Une agitation nouvelle entoure le capital de Vivendi
Réunis il y a deux semaines en assemblée générale, les actionnaires de Vivendi avaient vigoureusement apostrophé la direction du groupe sur l’agonie de l’action, à ses plus bas niveaux depuis 2003. Leurs plaintes ont été entendues: en deux semaines, le titre a repris 10%. Et les volumes se sont fortement étoffés. Sur les dix dernières séances de Bourse, près de 8 millions de titres ont changé de mains chaque jour, un tiers de plus que la moyenne des douze derniers mois.
La montée en puissance de Vincent Bolloré au capital, autour de 5% à terme, et son entrée probable au conseil de surveillance, ont provoqué une agitation nouvelle autour du groupe de télécommunications et de médias. Actionnaire de référence de Vivendi depuis des années, la Société Générale s’est renforcée au point de franchir le seuil des 5% du capital et de devenir le premier actionnaire. Dans le cadre de ses «activités de négociations», la banque détient 98 millions d’actions, soit 7,86% du capital. Fin février 2012, sa participation s’élevait à 4,37%. Un tiers de la position de la banque provient d’instruments dérivés (options d’achats, «forwards», certificats…).

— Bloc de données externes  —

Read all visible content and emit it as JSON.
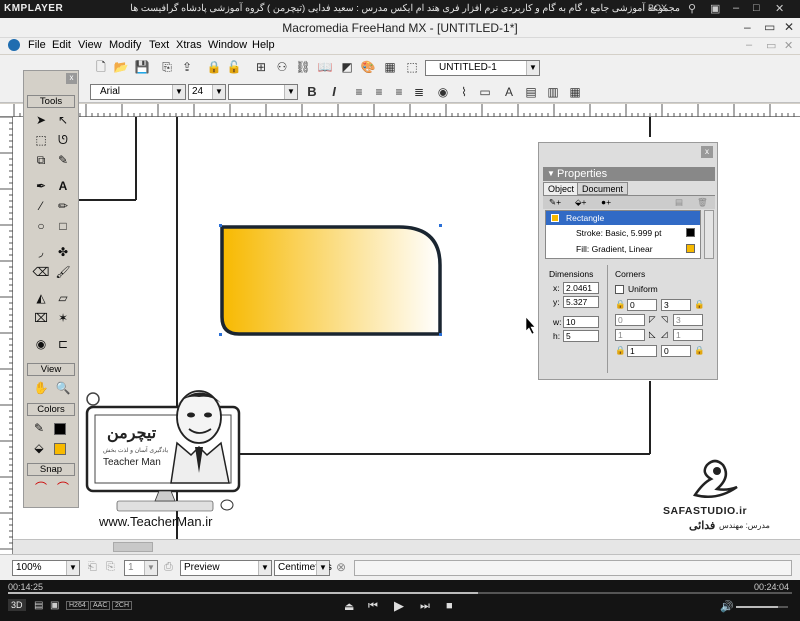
{
  "player": {
    "logo": "KMPLAYER",
    "title": "مجموعه آموزشی جامع ، گام به گام و کاربردی نرم افزار فری هند ام ایکس  مدرس : سعید فدایی (تیچرمن ) گروه آموزشی پادشاه گرافیست ها",
    "box_label": "BOX",
    "time_elapsed": "00:14:25",
    "time_total": "00:24:04",
    "badges": [
      "3D",
      "H264",
      "AAC",
      "2CH"
    ]
  },
  "window": {
    "title": "Macromedia FreeHand MX - [UNTITLED-1*]"
  },
  "menu": [
    "File",
    "Edit",
    "View",
    "Modify",
    "Text",
    "Xtras",
    "Window",
    "Help"
  ],
  "toolbar": {
    "document_select": "UNTITLED-1",
    "font_name": "Arial",
    "font_size": "24"
  },
  "tools": {
    "headers": {
      "tools": "Tools",
      "view": "View",
      "colors": "Colors",
      "snap": "Snap"
    },
    "close": "x"
  },
  "properties": {
    "title": "Properties",
    "close": "x",
    "tabs": [
      "Object",
      "Document"
    ],
    "object_name": "Rectangle",
    "stroke": "Stroke: Basic, 5.999 pt",
    "fill": "Fill: Gradient, Linear",
    "dimensions_label": "Dimensions",
    "corners_label": "Corners",
    "uniform_label": "Uniform",
    "x_label": "x:",
    "y_label": "y:",
    "w_label": "w:",
    "h_label": "h:",
    "x": "2.0461",
    "y": "5.327",
    "w": "10",
    "h": "5",
    "corner_values": [
      "0",
      "3",
      "0",
      "3",
      "1",
      "1",
      "1",
      "0"
    ]
  },
  "status": {
    "zoom": "100%",
    "page": "1",
    "view_mode": "Preview",
    "units": "Centimeters"
  },
  "watermark": {
    "logo_persian": "تیچرمن",
    "tagline_persian": "یادگیری آسان و لذت بخش",
    "brand": "Teacher Man",
    "website": "www.TeacherMan.ir",
    "studio": "SAFASTUDIO.ir",
    "instructor": "مدرس: مهندس",
    "instructor_name": "فدائی"
  },
  "colors": {
    "gradient_start": "#f7b900",
    "gradient_end": "#ffffff",
    "stroke": "#111111",
    "selected_row": "#316ac5"
  }
}
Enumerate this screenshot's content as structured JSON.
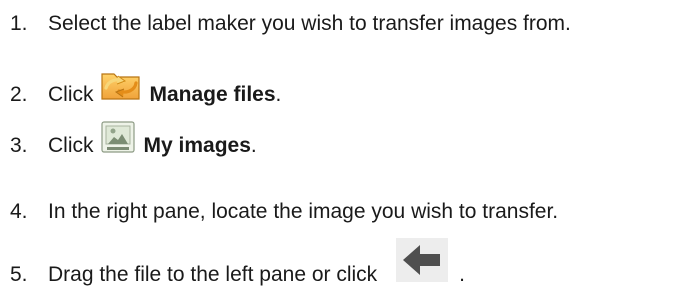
{
  "steps": [
    {
      "number": "1.",
      "text": "Select the label maker you wish to transfer images from."
    },
    {
      "number": "2.",
      "prefix": "Click",
      "bold": "Manage files",
      "suffix": ".",
      "icon": "folder-sync-icon"
    },
    {
      "number": "3.",
      "prefix": "Click",
      "bold": "My images",
      "suffix": ".",
      "icon": "image-icon"
    },
    {
      "number": "4.",
      "text": "In the right pane, locate the image you wish to transfer."
    },
    {
      "number": "5.",
      "prefix": "Drag the file to the left pane or click",
      "suffix": ".",
      "icon": "left-arrow-icon"
    }
  ],
  "colors": {
    "text": "#1a1a1a",
    "folder": "#f2a72b",
    "arrow": "#555555"
  }
}
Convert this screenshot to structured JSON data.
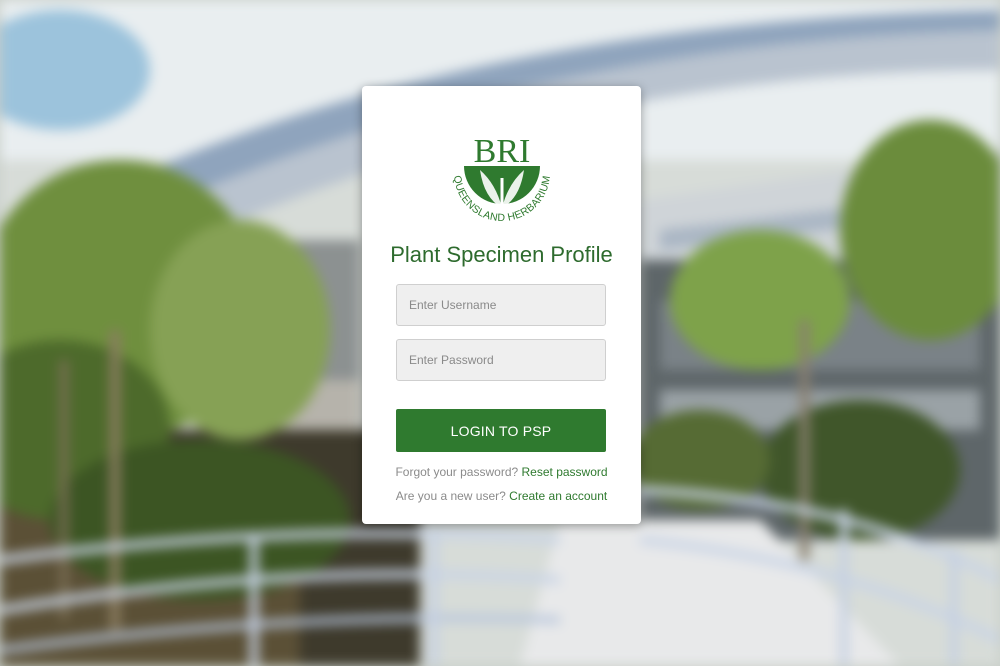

Ce renforcement, et la remontée du cours, interviennent alors que la rumeur de la scission du groupe a repris de la vigueur, obligeant la direction de Vivendi à la démentir «vigoureusement». Selon une source interne, si la décote historiquement élevée du groupe par rapport à son actif net réévalué (à 40%) constitue une préoccupation, une séparation des activités du groupe n’a jamais été étudiée. Les obligataires de Vivendi, qui portent 80% des 12 milliards d’euros de dette nette du groupe, pourraient s’opposer à un tel projet.
Selon les analystes de Morgan Stanley, le bilan de Vivendi n’est pas dans une situation critique au point «d’encourager la direction à se lancer dans une transformation significative de la structure du groupe». Et selon eux, il n’est pas évident qu’une séparation des activités permettrait de combler le déficit de valorisation. SFR et Maroc Telecom sont chacun sous pression. Canal + l’est aussi et son projet d’introduction en Bourse a été mis en sommeil. La filiale de jeux Activision est déjà cotée en Bourse. Enfin, si l’opérateur brésilien GVT constitue la pépite du groupe, il ne pèse encore que 13% de sa valeur.